The feasibility study of the predictive Hypoglycemia-Hyperglycemia Minimizer (HHM) System* in development was conducted in 20 adults with Type 1 diabetes and designed to investigate the System's ability to adjust insulin dosing to proactively mitigate hypoglycemia and hyperglycemia. The study, which was the first conducted in humans to investigate the configuration of the predictive algorithm, revealed differences in the algorithm's insulin-dosing characteristics and provided insights into the sensitivity of the System. The results also indicated that the System reduced insulin delivery in advance of hypoglycemia and triggered timely warnings. The study was conducted by Animas Corporation in partnership with leading academic research institutions, including the University of California, Santa Barbara; Sansum Diabetes Research Institute; and the Center for Diabetes Technology at the University of Virginia.
"We are encouraged by these results, which strengthen our understanding of the complex algorithms required of a closed-loop insulin delivery system and further our confidence in this technology platform," said Ramakrishna Venugopalan, Director, Research & Development at Animas Corporation. "The scope of this study also reflects our commitment to create innovative and robust solutions for people living with diabetes."
Animas began collaborating with industry, academia and advocacy organizations, including the JDRF (formerly the Juvenile Diabetes Research Foundation), in 2010. After receiving Investigational Device Exemption (IDE) approval from the U.S. Food and Drug Administration (FDA) in 2011, researchers began the first human clinical feasibility studies for the development of a closed-loop insulin delivery system. Together with these key partners, Animas continues to work toward developing such an automated system to help people living with Type 1 diabetes better control their disease.
"We are encouraged by the results and progress Animas has made in the first stage of development of a closed-loop insulin delivery system," said Aaron Kowalski, Ph.D., Vice President of Treatment Therapies Research at JDRF. "A predictive system that cannot only detect, but can predict blood sugar levels and make automatic adjustments to insulin delivery would be a major advance for people with Type 1 diabetes."

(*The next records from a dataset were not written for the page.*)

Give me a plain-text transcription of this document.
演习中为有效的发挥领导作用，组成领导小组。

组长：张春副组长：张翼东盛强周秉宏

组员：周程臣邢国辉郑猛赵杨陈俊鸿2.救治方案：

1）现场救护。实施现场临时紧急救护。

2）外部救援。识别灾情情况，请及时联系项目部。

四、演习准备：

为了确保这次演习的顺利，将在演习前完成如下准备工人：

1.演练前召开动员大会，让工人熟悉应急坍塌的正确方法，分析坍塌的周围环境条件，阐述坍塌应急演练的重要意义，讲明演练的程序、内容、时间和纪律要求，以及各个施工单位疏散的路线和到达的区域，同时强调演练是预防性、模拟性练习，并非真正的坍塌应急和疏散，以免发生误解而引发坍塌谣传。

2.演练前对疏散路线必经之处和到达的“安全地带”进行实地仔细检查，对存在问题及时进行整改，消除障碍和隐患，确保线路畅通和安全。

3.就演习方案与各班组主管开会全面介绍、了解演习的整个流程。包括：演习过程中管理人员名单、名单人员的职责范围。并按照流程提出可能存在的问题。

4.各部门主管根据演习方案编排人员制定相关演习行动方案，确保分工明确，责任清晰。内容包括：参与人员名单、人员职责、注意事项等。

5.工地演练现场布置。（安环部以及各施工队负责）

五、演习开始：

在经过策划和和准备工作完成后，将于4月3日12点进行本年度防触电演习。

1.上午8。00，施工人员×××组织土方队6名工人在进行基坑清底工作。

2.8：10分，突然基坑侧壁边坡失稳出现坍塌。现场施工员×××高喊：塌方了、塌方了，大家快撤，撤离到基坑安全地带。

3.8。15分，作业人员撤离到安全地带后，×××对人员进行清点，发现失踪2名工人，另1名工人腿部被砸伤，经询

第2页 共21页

* The HHM System includes a continuous subcutaneous insulin infusion pump, a continuous glucose monitor (CGM) and a control algorithm used to predict changes in blood glucose.
About the Clinical Study
The study investigated the effect of a fundamental algorithm parameter on the quantitative insulin-dosing characteristics of the System. The parameter, known as the "aggressiveness factor," affects how readily the algorithm adjusts insulin delivery in response to glucose fluctuations. This is the first study in humans to investigate tuning such an algorithm parameter. The results demonstrated differences in the algorithm's insulin-dosing characteristics based on three aggressiveness factors and reinforced the importance of investigating the sensitivity of the System to its key parameters.
The study also investigated the predictive, proactive methods by which the System mitigates hypoglycemia, especially as compared to reactive, threshold-based systems. In particular, two predictive hypoglycemia safeguards of the System were investigated: its ability to decrease/suspend insulin delivery before a hypoglycemic threshold is reached, and its ability to trigger timely alerts for imminent hypoglycemia. The results indicated that the System reduced insulin delivery in advance of breaches of a hypoglycemic threshold and triggered timely warnings for imminent hypoglycemica.
Regarding general glucose control, the System demonstrated promising results, keeping glucose levels at an average of 133 mg/dL for the entire cohort. On average, 82.8 percent of the closed-loop time was spent at glucose levels between 70-180 mg/dL, and little time (3.4 percent) was spent at levels below 70 mg/dL. There were no safety concerns, including diabetic ketoacidosis or severe hypoglycemia.